Excited to take the class now, Larry shakes the Dean's hand and leaves to go meet Doug at the bar. He tells Doug about his classes, how he is signed up for Math, English, History, and Logic.

'Logic? ' Doug says, 'What's that?'

Larry says, 'I'll give you an example. Do you have a weed eater?'

'No.'

'Then you're a queer.' 
:rotfl:


----------



## mikevanwilder (Nov 11, 2008)

uh oh, I don't have a weed eater either! :shock:  
That is pretty funny.


----------



## luv2fsh&hnt (Sep 22, 2007)

You tryin to say you think I am a ******* Kenny? I don't know wether to laugh or be offended.LOL! p.s. I was thinking of selling my weed eater but not after reading this.


----------



## Briar Patch (Feb 1, 2010)

Bwaahaahaa - oh, that was a good one! I don't usually laugh out loud when I read these, did this time.


----------



## GaryFish (Sep 7, 2007)

My weed eater is broke. What does that mean? I'm not sure I want to know.


----------



## luv2fsh&hnt (Sep 22, 2007)

GaryFish said:


> My weed eater is broke. What does that mean? I'm not sure I want to know.


Maybe it means you need some viagara or that you have hidden fantasies of hitting for both teams.   :lol:


----------



## NHS (Sep 7, 2007)

GaryFish said:


> My weed eater is broke. What does that mean? I'm not sure I want to know.


If your weed eater is broken, logic would tell me that your yard needs some maintance.

If your yard needs maintance, logically your wife is unhappy.

If your wife is unhappy, logic says that you will want to get out of the house.

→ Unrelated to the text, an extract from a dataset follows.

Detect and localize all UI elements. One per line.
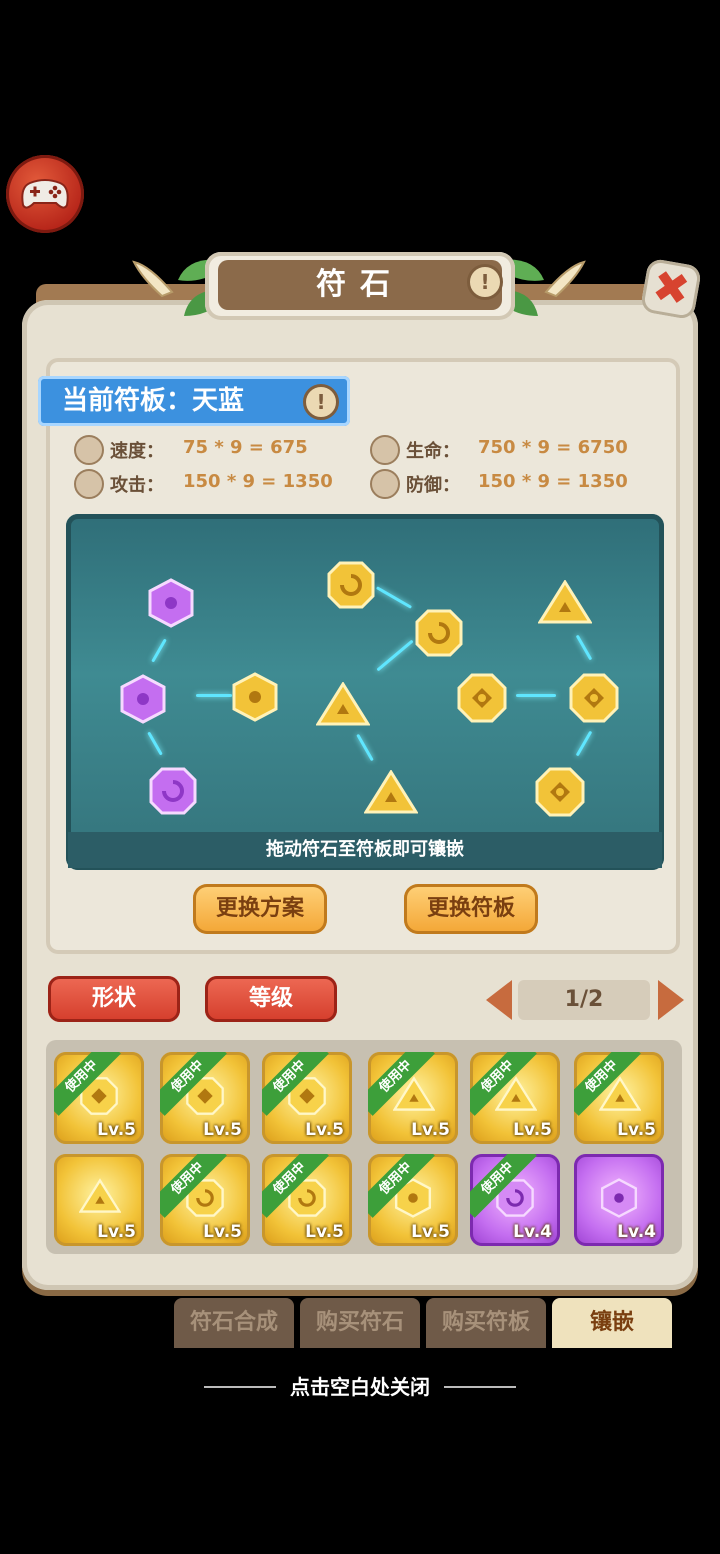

If you need to get out of the house, hunting and fishing are logical things to do.

So we learn that if you have a broken weadeater, logically, you will have more time to hunt and fish. :O•-:


----------



## sawsman (Sep 13, 2007)

NHS said:


> GaryFish said:
> 
> 
> > My weed eater is broke. What does that mean? I'm not sure I want to know.
> ...


 :lol:

My weedeater works good, but after reading this I'm going to go break it on purpose! :mrgreen:


----------